APEX-SZ

Overview

The APEX-SZ instrument is described in “Invited Article: Millimeter-wave bolometer array receiver for the Atacama pathfinder experiment Sunyaev-Zel’dovich (APEX-SZ) instrument.” Schwan et al. (2011) Rev. Sci. Instrum., 82, 091301. (arXiv)


APEX is an on-axis Cassegrain telescope with a primary mirror that has a diameter of 12 meters. A photograph of the APEX telescope is shown in panel (a).

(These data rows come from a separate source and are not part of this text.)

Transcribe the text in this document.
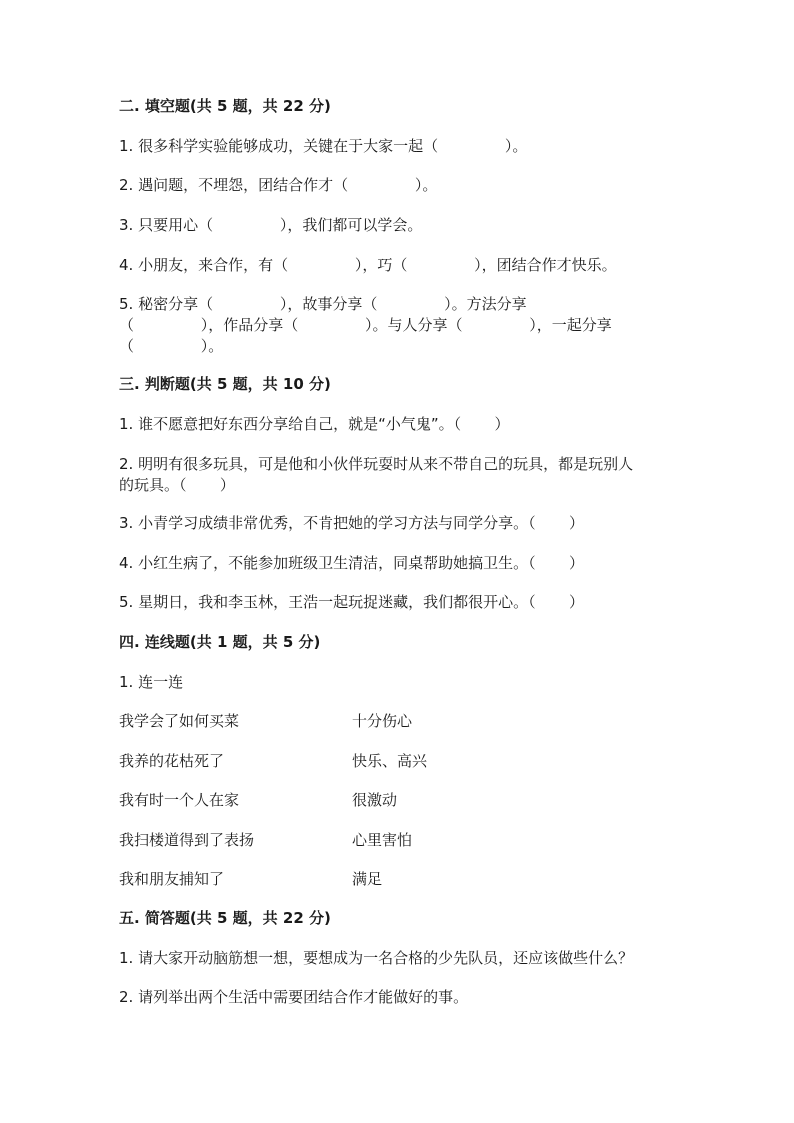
二. 填空题(共 5 题，共 22 分)

1. 很多科学实验能够成功，关键在于大家一起（              ）。

2. 遇问题，不埋怨，团结合作才（              ）。

3. 只要用心（              ），我们都可以学会。

4. 小朋友，来合作，有（              ），巧（              ），团结合作才快乐。

5. 秘密分享（              ），故事分享（              ）。方法分享

（              ），作品分享（              ）。与人分享（              ），一起分享

（              ）。

三. 判断题(共 5 题，共 10 分)

1. 谁不愿意把好东西分享给自己，就是“小气鬼”。（       ）

2. 明明有很多玩具，可是他和小伙伴玩耍时从来不带自己的玩具，都是玩别人

的玩具。（       ）

3. 小青学习成绩非常优秀，不肯把她的学习方法与同学分享。（       ）

4. 小红生病了，不能参加班级卫生清洁，同桌帮助她搞卫生。（       ）

5. 星期日，我和李玉林，王浩一起玩捉迷藏，我们都很开心。（       ）

四. 连线题(共 1 题，共 5 分)

1. 连一连

我学会了如何买菜	十分伤心

我养的花枯死了	快乐、高兴

我有时一个人在家	很激动

我扫楼道得到了表扬	心里害怕

我和朋友捕知了	满足

五. 简答题(共 5 题，共 22 分)

1. 请大家开动脑筋想一想，要想成为一名合格的少先队员，还应该做些什么？

2. 请列举出两个生活中需要团结合作才能做好的事。
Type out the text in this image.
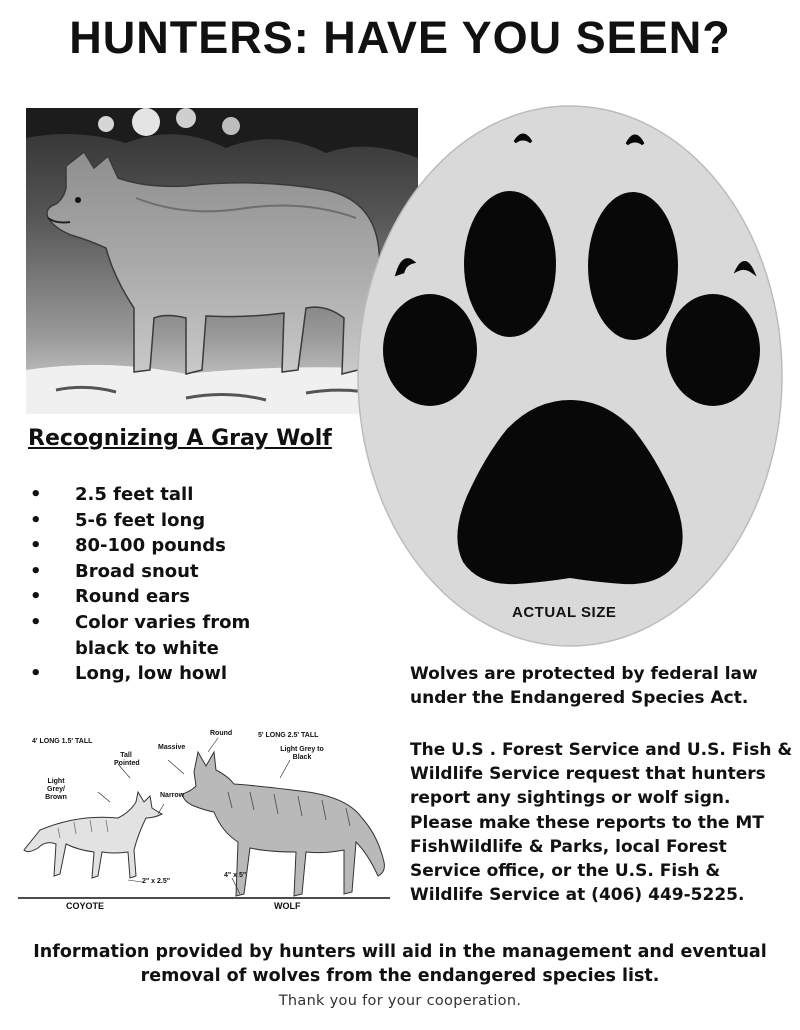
HUNTERS: HAVE YOU SEEN?
Recognizing A Gray Wolf
• 2.5 feet tall
• 5-6 feet long
• 80-100 pounds
• Broad snout
• Round ears
• Color varies from black to white
• Long, low howl
ACTUAL SIZE
Wolves are protected by federal law under the Endangered Species Act.
The U.S . Forest Service and U.S. Fish & Wildlife Service request that hunters report any sightings or wolf sign. Please make these reports to the MT FishWildlife & Parks, local Forest Service office, or the U.S. Fish & Wildlife Service at (406) 449-5225.
4' LONG 1.5' TALL
5' LONG 2.5' TALL
Tall Pointed
Round
Light Grey/ Brown
Light Grey to Black
Massive
Narrow
2" x 2.5"
4" x 5"
COYOTE	WOLF
Information provided by hunters will aid in the management and eventual removal of wolves from the endangered species list.
Thank you for your cooperation.
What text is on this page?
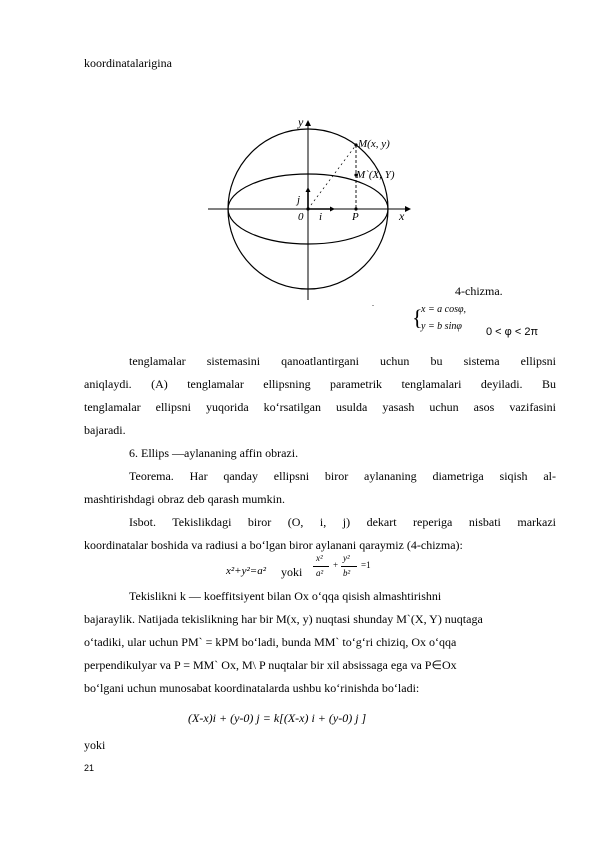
koordinatalarigina
y
x
M(x, y)
M`(X, Y)
j
i
0	P
4-chizma.
.
{
x = a cosφ,
y = b sinφ 0 < φ < 2π
tenglamalar sistemasini qanoatlantirgani uchun bu sistema ellipsni
aniqlaydi. (A) tenglamalar ellipsning parametrik tenglamalari deyiladi. Bu
tenglamalar ellipsni yuqorida ko‘rsatilgan usulda yasash uchun asos vazifasini
bajaradi.
6. Ellips —aylananing affin obrazi.
Teorema. Har qanday ellipsni biror aylananing diametriga siqish al-
mashtirishdagi obraz deb qarash mumkin.
Isbot. Tekislikdagi biror (O, i, j) dekart reperiga nisbati markazi
koordinatalar boshida va radiusi a bo‘lgan biror aylanani qaraymiz (4-chizma):
x²+y²=a² yoki
x²
a²
+
y²
b²
=1
Tekislikni k — koeffitsiyent bilan Ox o‘qqa qisish almashtirishni
bajaraylik. Natijada tekislikning har bir M(x, y) nuqtasi shunday M`(X, Y) nuqtaga
o‘tadiki, ular uchun PM` = kPM bo‘ladi, bunda MM` to‘g‘ri chiziq, Ox o‘qqa
perpendikulyar va P = MM` Ox, M\ P nuqtalar bir xil absissaga ega va P∈Ox
bo‘lgani uchun munosabat koordinatalarda ushbu ko‘rinishda bo‘ladi:
(X-x)i + (y-0) j = k[(X-x) i + (y-0) j ]
yoki
21
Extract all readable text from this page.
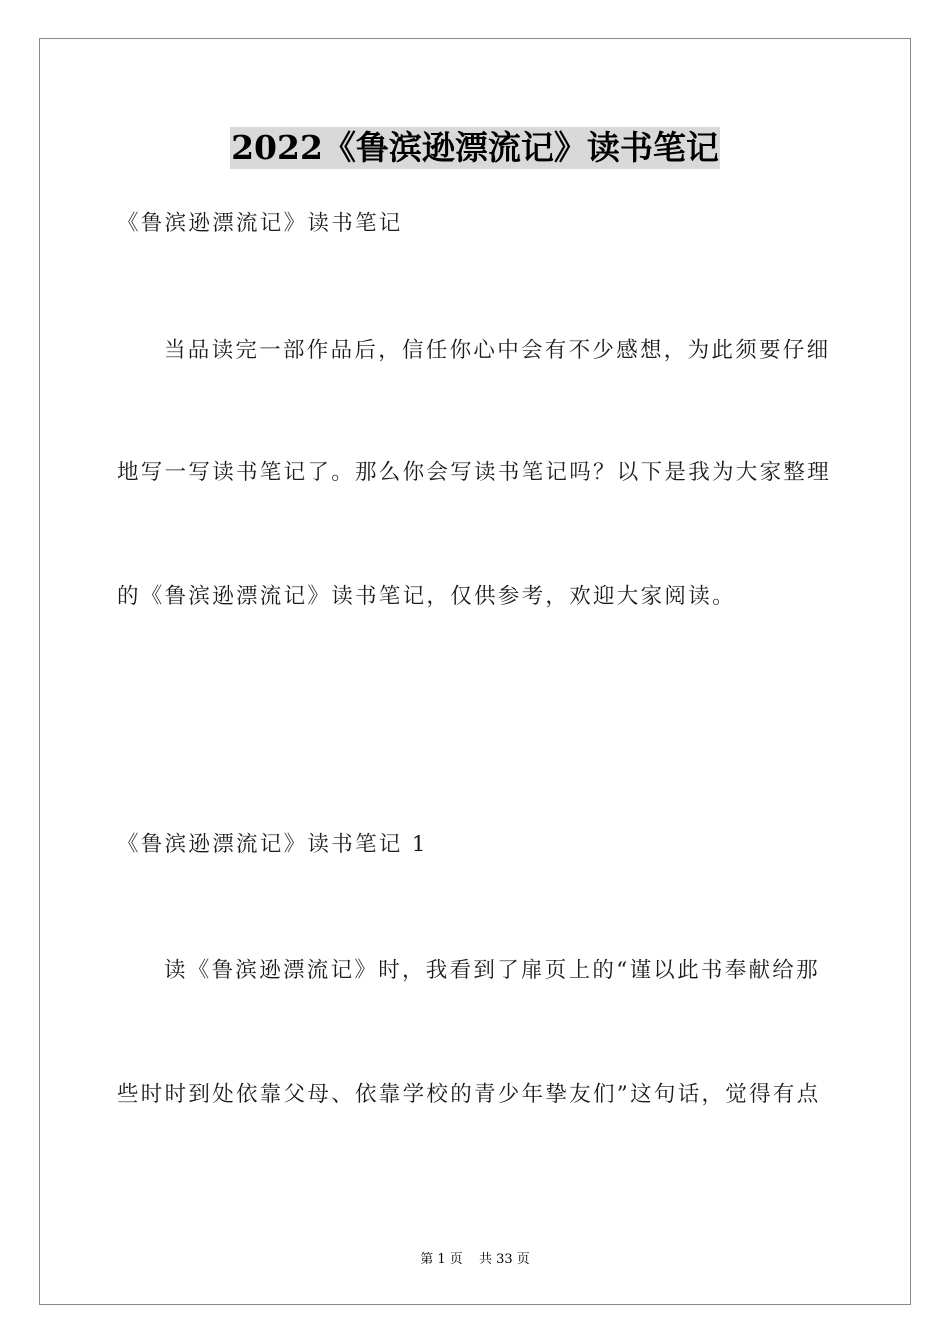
2022《鲁滨逊漂流记》读书笔记
《鲁滨逊漂流记》读书笔记
当品读完一部作品后，信任你心中会有不少感想，为此须要仔细
地写一写读书笔记了。那么你会写读书笔记吗？以下是我为大家整理
的《鲁滨逊漂流记》读书笔记，仅供参考，欢迎大家阅读。
《鲁滨逊漂流记》读书笔记 1
读《鲁滨逊漂流记》时，我看到了扉页上的“谨以此书奉献给那
些时时到处依靠父母、依靠学校的青少年挚友们”这句话，觉得有点
第 1 页 共 33 页
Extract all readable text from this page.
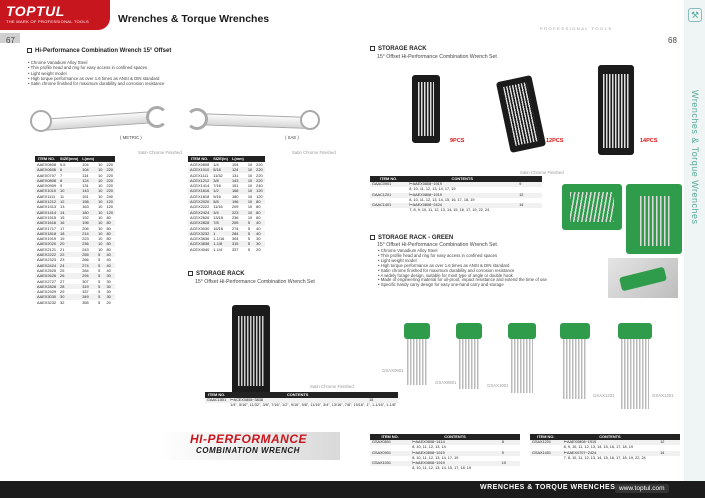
TOPTUL
THE MARK OF PROFESSIONAL TOOLS	Wrenches & Torque Wrenches
PROFESSIONAL TOOLS
67	68
⚒
Wrenches & Torque Wrenches
Hi-Performance Combination Wrench 15° Offset
• Chrome Vanadium Alloy Steel
• Thin profile head and ring for easy access in confined spaces
• Light weight model
• High torque performance as over 1.6 times as ANSI & DIN standard
• Satin chrome finished for maximum durability and corrosion resistance
( METRIC )	( SAE )
Satin Chrome Finished
ITEM NO.	SIZE(mm)	L(mm)		
AAEX0808	5.5	104	10	220
AAEX0606	6	104	10	220
AAEX0707	7	114	10	220
AAEX0808	8	124	10	220
AAEX0909	9	131	10	220
AAEX1010	10	143	10	220
AAEX1111	11	151	10	240
AAEX1212	12	158	10	120
AAEX1313	13	163	10	120
AAEX1414	14	180	10	120
AAEX1515	15	192	10	80
AAEX1616	16	196	10	80
AAEX1717	17	206	10	80
AAEX1818	18	214	10	80
AAEX1919	19	223	10	80
AAEX2020	20	236	10	80
AAEX2121	21	243	10	80
AAEX2222	22	255	5	40
AAEX2323	23	266	5	40
AAEX2424	24	274	5	40
AAEX2525	25	284	5	40
AAEX2626	26	294	5	30
AAEX2727	27	307	5	30
AAEX2828	28	319	5	30
AAEX2929	29	337	5	30
AAEX3030	30	349	5	30
AAEX3232	32	355	5	20
Satin Chrome Finished
ITEM NO.	SIZE(in)	L(mm)		
ACEX0808	1/4	104	10	220
ACEX1010	5/16	124	10	220
ACEX1111	11/32	131	10	220
ACEX1212	3/8	143	10	220
ACEX1414	7/16	151	10	240
ACEX1616	1/2	168	10	120
ACEX1818	9/16	180	10	120
ACEX2020	5/8	196	10	80
ACEX2222	11/16	209	10	80
ACEX2424	3/4	223	10	80
ACEX2626	13/16	236	10	80
ACEX2828	7/8	255	5	40
ACEX3030	15/16	274	5	40
ACEX3232	1	284	5	40
ACEX3636	1-1/16	304	5	30
ACEX3838	1-1/8	315	5	30
ACEX4040	1-1/4	337	5	20
STORAGE RACK
15° Offset Hi-Performance Combination Wrench Set
Satin Chrome Finished
ITEM NO.	CONTENTS	
GAAC1501	⊢ACEX0808~3838	15
	1/4", 5/16", 11/32", 3/8", 7/16", 1/2", 9/16", 5/8", 11/16", 3/4", 13/16", 7/8", 15/16", 1", 1-1/16", 1-1/8"	
HI-PERFORMANCE
COMBINATION WRENCH
STORAGE RACK
15° Offset Hi-Performance Combination Wrench Set
9PCS	12PCS	14PCS
Satin Chrome Finished
ITEM NO.	CONTENTS	
GAAC0901	⊢AAEX0808~1919	9
	8, 10, 11, 12, 13, 14, 17, 19	
GAAC1201	⊢AAEX0808~1919	12
	8, 10, 11, 12, 13, 14, 15, 16, 17, 18, 19	
GAAC1401	⊢AAEX0808~2424	14
	7, 8, 9, 10, 11, 12, 13, 14, 15, 16, 17, 19, 22, 24	
STORAGE RACK - GREEN
15° Offset Hi-Performance Combination Wrench Set
• Chrome Vanadium Alloy Steel
• Thin profile head and ring for easy access in confined spaces
• Light weight model
• High torque performance as over 1.6 times as ANSI & DIN standard
• Satin chrome finished for maximum durability and corrosion resistance
• A widely forage design, suitable for most type of angle or double hook
• Made of engineering material for oil-proof, impact resistance and extend the time of use
• Specific handy carry design for easy one-hand carry and storage
GSAX0901
GSAX0801
GSAX1001
GSAX1201	GSAX1401
ITEM NO.	CONTENTS	
GSAX0801	⊢AAEX0808~1414	8
	8, 10, 11, 12, 13, 14	
GSAX0901	⊢AAEX0808~1919	9
	8, 10, 11, 12, 13, 14, 17, 19	
GSAX1001	⊢AAEX0808~1919	10
	8, 10, 11, 12, 13, 14, 15, 17, 18, 19	
ITEM NO.	CONTENTS	
GSAX1201	⊢AAEX0808~1919	12
	8, 9, 10, 11, 12, 13, 14, 15, 16, 17, 18, 19	
GSAX1401	⊢AAEX0707~2424	14
	7, 8, 10, 11, 12, 13, 14, 15, 16, 17, 18, 19, 22, 24	
WRENCHES & TORQUE WRENCHES www.toptul.com
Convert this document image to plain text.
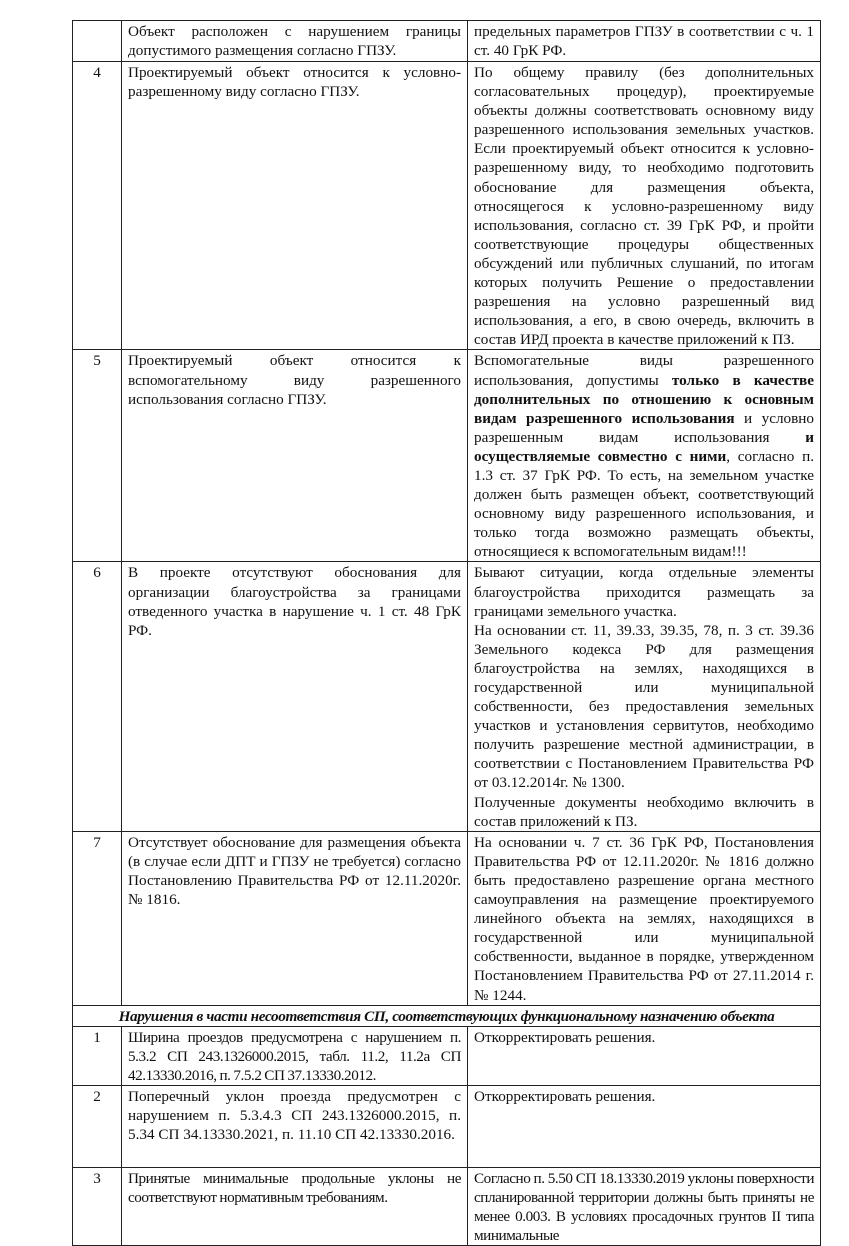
	Объект расположен с нарушением границы допустимого размещения согласно ГПЗУ.	предельных параметров ГПЗУ в соответствии с ч. 1 ст. 40 ГрК РФ.
4	Проектируемый объект относится к условно-разрешенному виду согласно ГПЗУ.	По общему правилу (без дополнительных согласовательных процедур), проектируемые объекты должны соответствовать основному виду разрешенного использования земельных участков. Если проектируемый объект относится к условно-разрешенному виду, то необходимо подготовить обоснование для размещения объекта, относящегося к условно-разрешенному виду использования, согласно ст. 39 ГрК РФ, и пройти соответствующие процедуры общественных обсуждений или публичных слушаний, по итогам которых получить Решение о предоставлении разрешения на условно разрешенный вид использования, а его, в свою очередь, включить в состав ИРД проекта в качестве приложений к ПЗ.
5	Проектируемый объект относится к вспомогательному виду разрешенного использования согласно ГПЗУ.	Вспомогательные виды разрешенного использования, допустимы только в качестве дополнительных по отношению к основным видам разрешенного использования и условно разрешенным видам использования и осуществляемые совместно с ними, согласно п. 1.3 ст. 37 ГрК РФ. То есть, на земельном участке должен быть размещен объект, соответствующий основному виду разрешенного использования, и только тогда возможно размещать объекты, относящиеся к вспомогательным видам!!!
6	В проекте отсутствуют обоснования для организации благоустройства за границами отведенного участка в нарушение ч. 1 ст. 48 ГрК РФ.	Бывают ситуации, когда отдельные элементы благоустройства приходится размещать за границами земельного участка.
На основании ст. 11, 39.33, 39.35, 78, п. 3 ст. 39.36 Земельного кодекса РФ для размещения благоустройства на землях, находящихся в государственной или муниципальной собственности, без предоставления земельных участков и установления сервитутов, необходимо получить разрешение местной администрации, в соответствии с Постановлением Правительства РФ от 03.12.2014г. № 1300.
Полученные документы необходимо включить в состав приложений к ПЗ.

7	Отсутствует обоснование для размещения объекта (в случае если ДПТ и ГПЗУ не требуется) согласно Постановлению Правительства РФ от 12.11.2020г. № 1816.	На основании ч. 7 ст. 36 ГрК РФ, Постановления Правительства РФ от 12.11.2020г. № 1816 должно быть предоставлено разрешение органа местного самоуправления на размещение проектируемого линейного объекта на землях, находящихся в государственной или муниципальной собственности, выданное в порядке, утвержденном Постановлением Правительства РФ от 27.11.2014 г. № 1244.
Нарушения в части несоответствия СП, соответствующих функциональному назначению объекта		
1	Ширина проездов предусмотрена с нарушением п. 5.3.2 СП 243.1326000.2015, табл. 11.2, 11.2а СП 42.13330.2016, п. 7.5.2 СП 37.13330.2012.	Откорректировать решения.
2	Поперечный уклон проезда предусмотрен с нарушением п. 5.3.4.3 СП 243.1326000.2015, п. 5.34 СП 34.13330.2021, п. 11.10 СП 42.13330.2016.	Откорректировать решения.
3	Принятые минимальные продольные уклоны не соответствуют нормативным требованиям.	Согласно п. 5.50 СП 18.13330.2019 уклоны поверхности спланированной территории должны быть приняты не менее 0.003. В условиях просадочных грунтов II типа минимальные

The telescope was designed to observe sub-millimeter wavelength signals, so the surface accuracy of the telescope mirrors is particularly good for making millimeter-wave observations of the CMB. The APEX telescope is installed in the Atacama desert in Chile, and it is has been operating since 2005. The transmittance of the atmosphere at the APEX site is among the best in the world for ground-based millimeter-wave and sub-millimeter-wave observatories, because the telescope is sited at an altitude of 16,700 feet.


The APEX-SZ receiver is one camera mounted at the focal plane of the APEX telescope. A photograph of the APEX-SZ camera is shown in panel (b). The detector array in the APEX-SZ receiver contains 320 superconducting “spider web” bolometers cooled to 280 mK with a pulse tube cooler and a He-10 refrigerator. The detector array is shown in panel (c), and a close-up view of one detector is shown in panel (d). For scale, each spider-web bolometer is 4 mm in diameter and the entire detector array is 18 cm in diameter. The transition edge sensor (TES) is shown in panel (e). The instrument optics produces a 1 arcmin FWHM beam on the sky. Observations are currently made in one spectral band centered on 150 GHz, so the APEX-SZ receiver is sensitive to the SZ decrement.